Play cannot help but tend to fabulation as it affirms lived abstractions: the glimpse of the tiger activates whatever idea of the tiger is alive in its movement, as tendency. It does not hold to some ideal tiger be it as a pre-existing form that only needs to be recollected (Plato’s solution), nor to play as an accord of the transcendental categories where a sensus communis generates the ideal (Kant’s solution), nor is it the mere product of one’s perspective or the composite of one’s intentions as a mediated ideal (Husserl’s solution). The idea is fully real insofar as it plays on its own terms between two virtual poles:
[…]the poles of tendential movements are ideal: movements from a starting point that was never occupied, because in point of actual fact there has never been anything other than mixtures in nature; and movements to a destination point that is never reached, because tendings never end, so that mixings never cease. (Massumi, 2014: 52)
Whatever other idea is activated, it is real in its tendency. What emerges is ideal only insofar as the singularity the event generates is ideal and real, mixing whatever transcendental ideas are participating while altering them at the same time in a moment that explodes intentionality and is itself the emergence of consciousness as the event informs subject and object. By virtue of the lived abstraction as intercessor the habitual tendency is swept up and away and brought beyond itself. Two terms are one as three in the singularity that is the event.

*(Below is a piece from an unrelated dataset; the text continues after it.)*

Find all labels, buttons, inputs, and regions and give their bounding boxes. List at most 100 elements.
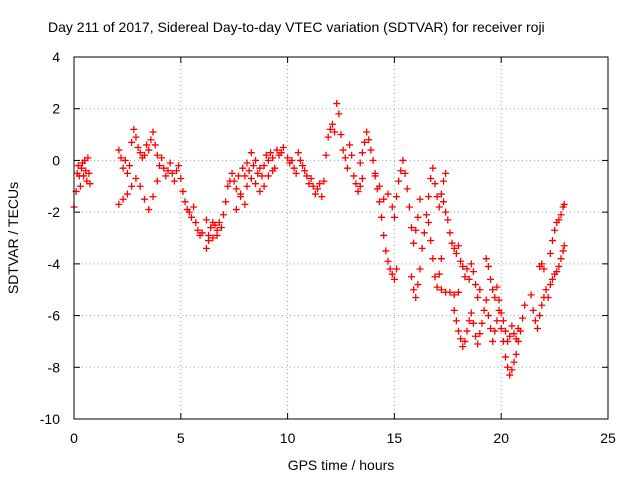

This happens only sideways, co-compositionally: in fabulation it is not the thought thinking that makes something real, it is real in what it does ecologically. This means that something becomes real only sideways to the act – thought thinking does not contemplate it, reflect upon it, or intent towards it; it grasps it sideways, brushes up to it in being swept up; it emerges co-extensively by doing something else, by composing with it — becoming is always becoming-with, which is the mutual inclusion in the event.
“Intercessors are essential. Creation is all about intercessors. Without them, there is no work.” (Deleuze in Manning 2017: 7) Sideways, whatever plays intercessor is fully real, but also in that relation there is infinite shifting in the absolute survey: the child is as much intercessor for the tiger as the tiger for the child, and the lake in which the tiger might swim also, as is the tree it might climb, and the planet it might travel to. Each allow the child to be swept up to commence a cosmic adventure. The creation in fabrication resists precisely in that it does not belong to one or the other nor does it confuse and sterilize, it thus resists a difference that can only be raised between two things. It is rather the inverse, the difference that raises two things, two different worlds both equally real. The child, in play, fabulating, holds two thoughts at the same time.
Fabrication is a far cry removed from representational imagination that projects one onto the other; it is even further removed from the self perpetuating production of a novel appearance that turns out to never really be novel at all. In holding two worlds, or more and more as fabulation tends to unfold in the event, there is a surge of vital breath that emerges between. This is a life in its full force, the immanence of a life in its cosmic informing shattering any image of thought that still rests in the illusion of transcendence.
There is still much, infinitely so, to learn from how easily children enter these different universes, to learn from what they see all the time.
To think without principles, in the absence of God and in the absence of man him-self, has become the perilous task of a child-player who topples the old Master of play, and who makes incompossibles enter into the same world, shattered.
Gilles Deleuze resonating Friedrich Nietzsche, 76.